Physics of Weather: What a View
I spent Saturday Afternoon at Bergen Community College in Paramus with Physics teachers talking about weather. It was fun to talk twisters, rainbows, updrafts and raining frogs. Thanks to everyone who came out (the teachers actually got continuing education credits!) The best part of the day was Bergen Community College's Astronomy program has these amazing telescopes and they set them up to view SUNSPOTS! By the way... you an also check ou the celestial bodies on a clear Friday Night for Free! They have Star Parties there each Friday night -- usually 30-50 show up for the Viewings!
If you are looking for information about what's in the sky any night of the week no matter where you are: Sky and Telescope Magazine has a great day by day page to visit: http://www.skyandtelescope.com/observing/ataglance
The interactive sky chart link on that page is a great thing to look at - it allows you to change the time of day, day of the week, month, and year and it will display the sky (day or night) as it will appear at the time/date you specify….. it's pretty cool!
Special Thank you to Paul Griffo for arranging and to the other speaker Geologist Fred Martin!
FRIDAY NIGHTS - FREE VIEWING AT THE BERGEN COMMUNITY COLLEGE OBSERVATORY in PARAMUS
The Emil Buehler Trust contributed $288,875 for the construction of the Emil Buehler Trust Observatory at Bergen Community College. The two-domed observatory, equipped with two permanent 16-inch reflecting telescopes and a third 16-inch portable telescope for use by handicapped students, is the most sophisticated observatory in the county.

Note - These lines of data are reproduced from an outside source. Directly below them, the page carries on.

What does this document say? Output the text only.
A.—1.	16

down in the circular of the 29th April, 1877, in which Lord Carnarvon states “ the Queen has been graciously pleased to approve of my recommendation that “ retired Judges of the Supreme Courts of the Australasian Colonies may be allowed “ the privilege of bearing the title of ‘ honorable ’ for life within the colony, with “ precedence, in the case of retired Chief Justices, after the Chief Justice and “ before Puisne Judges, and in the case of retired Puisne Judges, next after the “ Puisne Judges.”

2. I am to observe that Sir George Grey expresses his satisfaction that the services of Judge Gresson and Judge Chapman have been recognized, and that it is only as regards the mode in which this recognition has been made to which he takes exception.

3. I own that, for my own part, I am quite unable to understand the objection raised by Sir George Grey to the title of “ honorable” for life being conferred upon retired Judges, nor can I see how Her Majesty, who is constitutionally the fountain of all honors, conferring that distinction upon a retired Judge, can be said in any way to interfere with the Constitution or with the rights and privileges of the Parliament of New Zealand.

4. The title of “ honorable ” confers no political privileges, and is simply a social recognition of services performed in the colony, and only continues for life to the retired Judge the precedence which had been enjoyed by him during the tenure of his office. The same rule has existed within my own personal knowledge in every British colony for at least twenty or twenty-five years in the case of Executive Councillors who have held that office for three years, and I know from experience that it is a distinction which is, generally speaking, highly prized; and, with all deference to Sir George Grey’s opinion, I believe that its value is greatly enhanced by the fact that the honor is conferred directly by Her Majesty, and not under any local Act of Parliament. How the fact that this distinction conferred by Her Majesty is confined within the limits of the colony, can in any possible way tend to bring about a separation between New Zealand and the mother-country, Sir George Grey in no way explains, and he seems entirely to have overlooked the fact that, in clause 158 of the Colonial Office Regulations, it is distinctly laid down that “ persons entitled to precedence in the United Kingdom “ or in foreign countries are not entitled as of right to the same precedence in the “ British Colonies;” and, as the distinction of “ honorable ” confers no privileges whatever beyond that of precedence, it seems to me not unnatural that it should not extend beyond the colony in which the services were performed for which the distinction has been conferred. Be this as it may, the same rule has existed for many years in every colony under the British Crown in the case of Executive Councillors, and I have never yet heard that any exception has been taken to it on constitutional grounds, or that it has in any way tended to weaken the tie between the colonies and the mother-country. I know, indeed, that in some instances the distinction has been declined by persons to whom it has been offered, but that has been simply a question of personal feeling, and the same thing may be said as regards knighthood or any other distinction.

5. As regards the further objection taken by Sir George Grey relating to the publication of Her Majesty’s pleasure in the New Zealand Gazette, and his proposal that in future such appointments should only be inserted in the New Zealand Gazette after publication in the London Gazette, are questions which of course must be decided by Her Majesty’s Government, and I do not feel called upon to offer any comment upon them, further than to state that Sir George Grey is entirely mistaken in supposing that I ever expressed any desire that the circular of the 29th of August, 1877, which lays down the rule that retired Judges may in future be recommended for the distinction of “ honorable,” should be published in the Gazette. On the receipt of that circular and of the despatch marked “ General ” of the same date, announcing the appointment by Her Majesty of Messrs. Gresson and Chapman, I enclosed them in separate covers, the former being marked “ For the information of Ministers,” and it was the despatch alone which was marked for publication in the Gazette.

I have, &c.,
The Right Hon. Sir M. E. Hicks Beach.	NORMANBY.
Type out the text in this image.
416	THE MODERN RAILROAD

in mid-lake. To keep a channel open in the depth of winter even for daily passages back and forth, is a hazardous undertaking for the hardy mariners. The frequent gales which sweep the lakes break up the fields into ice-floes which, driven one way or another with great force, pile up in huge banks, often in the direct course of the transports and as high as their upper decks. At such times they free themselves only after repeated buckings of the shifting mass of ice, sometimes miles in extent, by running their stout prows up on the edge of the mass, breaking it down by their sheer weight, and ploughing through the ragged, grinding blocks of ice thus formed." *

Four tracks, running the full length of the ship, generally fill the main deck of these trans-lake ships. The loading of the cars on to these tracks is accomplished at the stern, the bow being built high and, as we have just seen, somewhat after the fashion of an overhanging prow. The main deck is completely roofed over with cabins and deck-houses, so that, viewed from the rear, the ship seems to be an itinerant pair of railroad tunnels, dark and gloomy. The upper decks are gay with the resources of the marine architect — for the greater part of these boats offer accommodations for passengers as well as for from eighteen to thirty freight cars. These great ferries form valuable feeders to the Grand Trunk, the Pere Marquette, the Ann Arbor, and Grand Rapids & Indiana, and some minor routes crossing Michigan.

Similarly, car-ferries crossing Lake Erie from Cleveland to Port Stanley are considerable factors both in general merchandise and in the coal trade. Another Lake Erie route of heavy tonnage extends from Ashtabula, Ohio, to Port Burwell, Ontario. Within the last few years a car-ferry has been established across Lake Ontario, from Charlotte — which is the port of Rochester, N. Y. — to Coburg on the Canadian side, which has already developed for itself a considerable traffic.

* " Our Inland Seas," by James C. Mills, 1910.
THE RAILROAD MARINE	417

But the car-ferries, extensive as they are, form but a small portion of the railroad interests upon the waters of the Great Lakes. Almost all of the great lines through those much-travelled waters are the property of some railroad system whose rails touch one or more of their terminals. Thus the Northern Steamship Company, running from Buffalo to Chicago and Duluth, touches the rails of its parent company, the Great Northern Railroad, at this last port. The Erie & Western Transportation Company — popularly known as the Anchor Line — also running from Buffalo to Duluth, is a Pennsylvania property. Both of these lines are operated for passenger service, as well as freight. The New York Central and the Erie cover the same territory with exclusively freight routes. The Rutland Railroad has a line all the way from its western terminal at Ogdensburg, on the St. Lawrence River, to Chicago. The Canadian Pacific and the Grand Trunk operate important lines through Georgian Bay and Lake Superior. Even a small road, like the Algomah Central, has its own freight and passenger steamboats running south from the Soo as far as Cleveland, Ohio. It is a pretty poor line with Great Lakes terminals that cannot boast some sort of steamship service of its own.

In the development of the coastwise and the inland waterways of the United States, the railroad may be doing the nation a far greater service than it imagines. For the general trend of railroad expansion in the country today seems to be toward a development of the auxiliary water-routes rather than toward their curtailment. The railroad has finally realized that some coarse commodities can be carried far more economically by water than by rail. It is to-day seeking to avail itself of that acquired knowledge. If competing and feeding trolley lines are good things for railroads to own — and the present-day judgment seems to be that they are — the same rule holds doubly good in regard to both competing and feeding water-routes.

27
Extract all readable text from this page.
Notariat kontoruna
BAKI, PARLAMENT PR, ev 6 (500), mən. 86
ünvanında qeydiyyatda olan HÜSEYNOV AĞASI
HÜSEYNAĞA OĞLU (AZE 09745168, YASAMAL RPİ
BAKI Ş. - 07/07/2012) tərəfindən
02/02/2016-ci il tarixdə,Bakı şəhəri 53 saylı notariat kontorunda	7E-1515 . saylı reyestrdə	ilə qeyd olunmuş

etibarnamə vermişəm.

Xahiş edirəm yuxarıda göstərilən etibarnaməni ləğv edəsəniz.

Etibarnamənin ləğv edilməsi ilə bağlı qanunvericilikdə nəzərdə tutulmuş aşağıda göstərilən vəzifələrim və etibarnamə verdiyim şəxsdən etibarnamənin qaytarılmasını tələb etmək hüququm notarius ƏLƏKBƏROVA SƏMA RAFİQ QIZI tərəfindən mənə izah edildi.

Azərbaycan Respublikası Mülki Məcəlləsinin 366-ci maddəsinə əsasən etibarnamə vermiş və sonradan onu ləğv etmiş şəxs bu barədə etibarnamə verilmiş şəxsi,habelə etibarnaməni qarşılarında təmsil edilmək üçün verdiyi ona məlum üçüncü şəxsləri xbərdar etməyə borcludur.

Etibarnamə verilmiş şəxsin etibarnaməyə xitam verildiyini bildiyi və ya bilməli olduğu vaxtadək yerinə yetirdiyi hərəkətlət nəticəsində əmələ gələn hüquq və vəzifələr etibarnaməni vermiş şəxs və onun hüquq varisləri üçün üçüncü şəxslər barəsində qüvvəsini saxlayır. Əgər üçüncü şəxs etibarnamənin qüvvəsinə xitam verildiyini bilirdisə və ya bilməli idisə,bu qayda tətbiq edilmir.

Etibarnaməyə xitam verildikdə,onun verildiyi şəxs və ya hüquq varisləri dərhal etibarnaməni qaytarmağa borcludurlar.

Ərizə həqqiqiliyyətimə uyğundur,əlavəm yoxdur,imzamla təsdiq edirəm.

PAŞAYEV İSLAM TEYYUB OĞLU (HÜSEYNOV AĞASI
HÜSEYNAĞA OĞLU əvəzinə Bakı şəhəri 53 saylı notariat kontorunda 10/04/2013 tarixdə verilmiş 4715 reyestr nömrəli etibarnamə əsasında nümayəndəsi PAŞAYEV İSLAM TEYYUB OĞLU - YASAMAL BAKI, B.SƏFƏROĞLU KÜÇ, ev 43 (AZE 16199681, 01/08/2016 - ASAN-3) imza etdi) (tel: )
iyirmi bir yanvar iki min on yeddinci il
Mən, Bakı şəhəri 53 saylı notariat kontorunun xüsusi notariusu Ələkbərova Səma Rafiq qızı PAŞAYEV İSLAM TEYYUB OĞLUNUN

A pioneer in aeronautics and committed to aviation science, technology, and astronomy education, Emil Buehler operated his own school of aeronautics at New Jersey’s Teterboro Airport. According to Robert D. Boyle, Trustee, “Mr. Buehler was a leader in providing unique educational opportunities and, in keeping with his interest, the Trustees of the Emil Buehler Trust felt that funding the observatory was a logical step. The fact that the observatory would be located in Mr. Buehler’s hometown of Paramus made it more appealing for us.”